Until I get married I will have high standards regarding faithfulness.... and I will marry someone like my Daddy <3

Thursday, March 1, 2012

At the End of the Day

Pressure's on. Time is short, and learning to manage time and use free time wisely is one of the most important tasks one could ever master.

I always feel, before my head hits the pillow at night, a tiny twinge of hunger. With that comes a train of thoughts: "I need to do more." ......."I need to start upping my workouts to an hour or maybe an hour and a half. I need to go to bed on time. I need to figure out my finances. I need to really read up on the presidential candidates and do some real research.
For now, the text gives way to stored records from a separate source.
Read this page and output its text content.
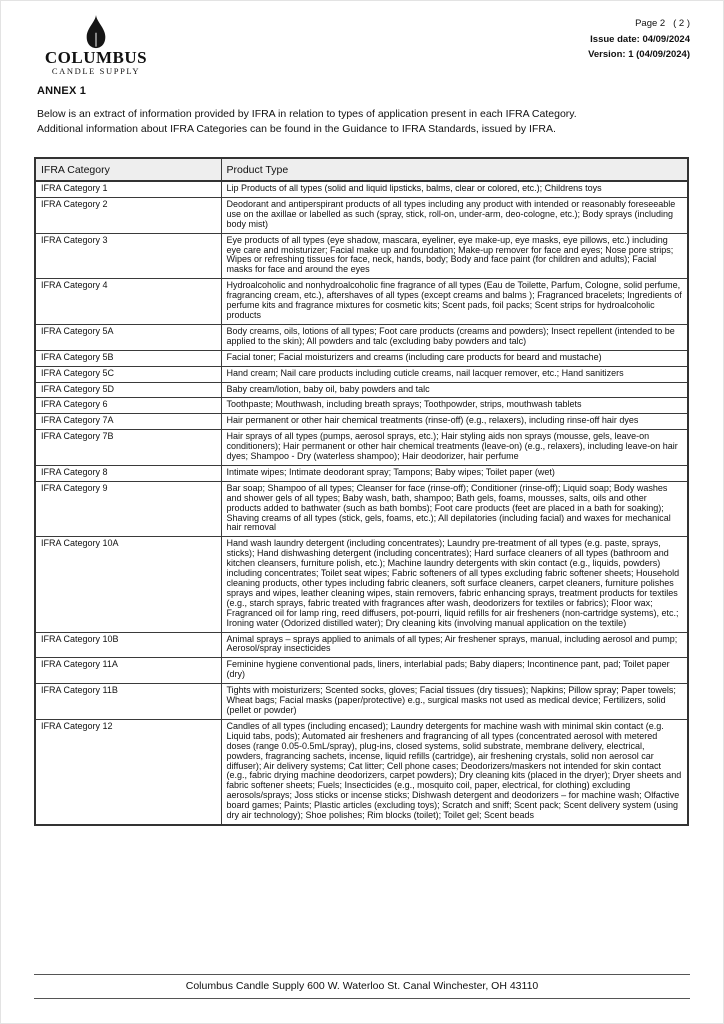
COLUMBUS
CANDLE SUPPLY
Page 2   ( 2 )
Issue date: 04/09/2024
Version: 1 (04/09/2024)
ANNEX 1
Below is an extract of information provided by IFRA in relation to types of application present in each IFRA Category.
Additional information about IFRA Categories can be found in the Guidance to IFRA Standards, issued by IFRA.
IFRA Category	Product Type
IFRA Category 1	Lip Products of all types (solid and liquid lipsticks, balms, clear or colored, etc.); Childrens toys
IFRA Category 2	Deodorant and antiperspirant products of all types including any product with intended or reasonably foreseeable use on the axillae or labelled as such (spray, stick, roll-on, under-arm, deo-cologne, etc.); Body sprays (including body mist)
IFRA Category 3	Eye products of all types (eye shadow, mascara, eyeliner, eye make-up, eye masks, eye pillows, etc.) including eye care and moisturizer; Facial make up and foundation; Make-up remover for face and eyes; Nose pore strips; Wipes or refreshing tissues for face, neck, hands, body; Body and face paint (for children and adults); Facial masks for face and around the eyes
IFRA Category 4	Hydroalcoholic and nonhydroalcoholic fine fragrance of all types (Eau de Toilette, Parfum, Cologne, solid perfume, fragrancing cream, etc.), aftershaves of all types (except creams and balms ); Fragranced bracelets; Ingredients of perfume kits and fragrance mixtures for cosmetic kits; Scent pads, foil packs; Scent strips for hydroalcoholic products
IFRA Category 5A	Body creams, oils, lotions of all types; Foot care products (creams and powders); Insect repellent (intended to be applied to the skin); All powders and talc (excluding baby powders and talc)
IFRA Category 5B	Facial toner; Facial moisturizers and creams (including care products for beard and mustache)
IFRA Category 5C	Hand cream; Nail care products including cuticle creams, nail lacquer remover, etc.; Hand sanitizers
IFRA Category 5D	Baby cream/lotion, baby oil, baby powders and talc
IFRA Category 6	Toothpaste; Mouthwash, including breath sprays; Toothpowder, strips, mouthwash tablets
IFRA Category 7A	Hair permanent or other hair chemical treatments (rinse-off) (e.g., relaxers), including rinse-off hair dyes
IFRA Category 7B	Hair sprays of all types (pumps, aerosol sprays, etc.); Hair styling aids non sprays (mousse, gels, leave-on conditioners); Hair permanent or other hair chemical treatments (leave-on) (e.g., relaxers), including leave-on hair dyes; Shampoo - Dry (waterless shampoo); Hair deodorizer, hair perfume
IFRA Category 8	Intimate wipes; Intimate deodorant spray; Tampons; Baby wipes; Toilet paper (wet)
IFRA Category 9	Bar soap; Shampoo of all types; Cleanser for face (rinse-off); Conditioner (rinse-off); Liquid soap; Body washes and shower gels of all types; Baby wash, bath, shampoo; Bath gels, foams, mousses, salts, oils and other products added to bathwater (such as bath bombs); Foot care products (feet are placed in a bath for soaking); Shaving creams of all types (stick, gels, foams, etc.); All depilatories (including facial) and waxes for mechanical hair removal
IFRA Category 10A	Hand wash laundry detergent (including concentrates); Laundry pre-treatment of all types (e.g. paste, sprays, sticks); Hand dishwashing detergent (including concentrates); Hard surface cleaners of all types (bathroom and kitchen cleansers, furniture polish, etc.); Machine laundry detergents with skin contact (e.g., liquids, powders) including concentrates; Toilet seat wipes; Fabric softeners of all types excluding fabric softener sheets; Household cleaning products, other types including fabric cleaners, soft surface cleaners, carpet cleaners, furniture polishes sprays and wipes, leather cleaning wipes, stain removers, fabric enhancing sprays, treatment products for textiles (e.g., starch sprays, fabric treated with fragrances after wash, deodorizers for textiles or fabrics); Floor wax; Fragranced oil for lamp ring, reed diffusers, pot-pourri, liquid refills for air fresheners (non-cartridge systems), etc.; Ironing water (Odorized distilled water); Dry cleaning kits (involving manual application on the textile)
IFRA Category 10B	Animal sprays – sprays applied to animals of all types; Air freshener sprays, manual, including aerosol and pump; Aerosol/spray insecticides
IFRA Category 11A	Feminine hygiene conventional pads, liners, interlabial pads; Baby diapers; Incontinence pant, pad; Toilet paper (dry)
IFRA Category 11B	Tights with moisturizers; Scented socks, gloves; Facial tissues (dry tissues); Napkins; Pillow spray; Paper towels; Wheat bags; Facial masks (paper/protective) e.g., surgical masks not used as medical device; Fertilizers, solid (pellet or powder)
IFRA Category 12	Candles of all types (including encased); Laundry detergents for machine wash with minimal skin contact (e.g. Liquid tabs, pods); Automated air fresheners and fragrancing of all types (concentrated aerosol with metered doses (range 0.05-0.5mL/spray), plug-ins, closed systems, solid substrate, membrane delivery, electrical, powders, fragrancing sachets, incense, liquid refills (cartridge), air freshening crystals, solid non aerosol car diffuser); Air delivery systems; Cat litter; Cell phone cases; Deodorizers/maskers not intended for skin contact (e.g., fabric drying machine deodorizers, carpet powders); Dry cleaning kits (placed in the dryer); Dryer sheets and fabric softener sheets; Fuels; Insecticides (e.g., mosquito coil, paper, electrical, for clothing) excluding aerosols/sprays; Joss sticks or incense sticks; Dishwash detergent and deodorizers – for machine wash; Olfactive board games; Paints; Plastic articles (excluding toys); Scratch and sniff; Scent pack; Scent delivery system (using dry air technology); Shoe polishes; Rim blocks (toilet); Toilet gel; Scent beads
Columbus Candle Supply 600 W. Waterloo St. Canal Winchester, OH 43110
I need to read the news and find out what's going on in the world. I need to really know what's happening. I need to call this person. I need to catch up with so-and-so. I need to work on my relationships with people and really invest in them. I need to send so-and-so a letter/card/email/gift. I need to sit down with so-and-so and share my heart with them. I need to make sure I'm prioritizing what's most important to me. I need to.........." on and on and on.

And what ends up happening, is I just think of what I need to do, and I don't ever actually do it. And I just keep knowing that I really need to do it. That's not getting anywhere.

There is one thing above all else that must take first place. This must be the one absolutely necessary thing, that if nothing else gets done, this does. I CAN'T LIVE WITHOUT IT.

See, this ONE thing, will make all of that other stuff fall into place.

INTIMACY. Intimacy with Jesus. I must have intimacy. I must keep my secret place alive. I must guard the flame within.

One thing I have learned over the past 6 years is that you must have daily bread. You can't keep going on what God gave to you yesterday. It's just like the manna in the wilderness. The Israelites could only have that day's portion that the Lord provided, and if they tried to save any in order to "stock up", the manna would go bad overnight and they would wake up to find it.

What has God spoken to me TODAY?
What did I learn today?
What did my heart grow in today?
What did the Lord and I talk about today?

Sometimes I feel like I have this temptation to ask myself those questions and then answer them with "Well the past few weeks I've been feeling this .....or this...." and I have a feeling that's not what the Lord is after. At all.

I want my relationship with God to be THRIVING. I want it to show in my face, in my eyes, in my smile, in my vibrant joy, that I KNOW GOD. I want the world to see so evidently that I know the LORD. And we talk, and we're tight.

Intimacy is the one thing. And truly, everything else, FALLS into place. If you get the first things first, everything else follows in its proper place.

- GLORY FOLLOWS ORDER -

When the sun is setting, I want to feel so close to the Lord. When I lay my head on my pillow at night, I want to be full from my portion. I want to be satisfied from my daily bread.

At the end of the day this is all that matters.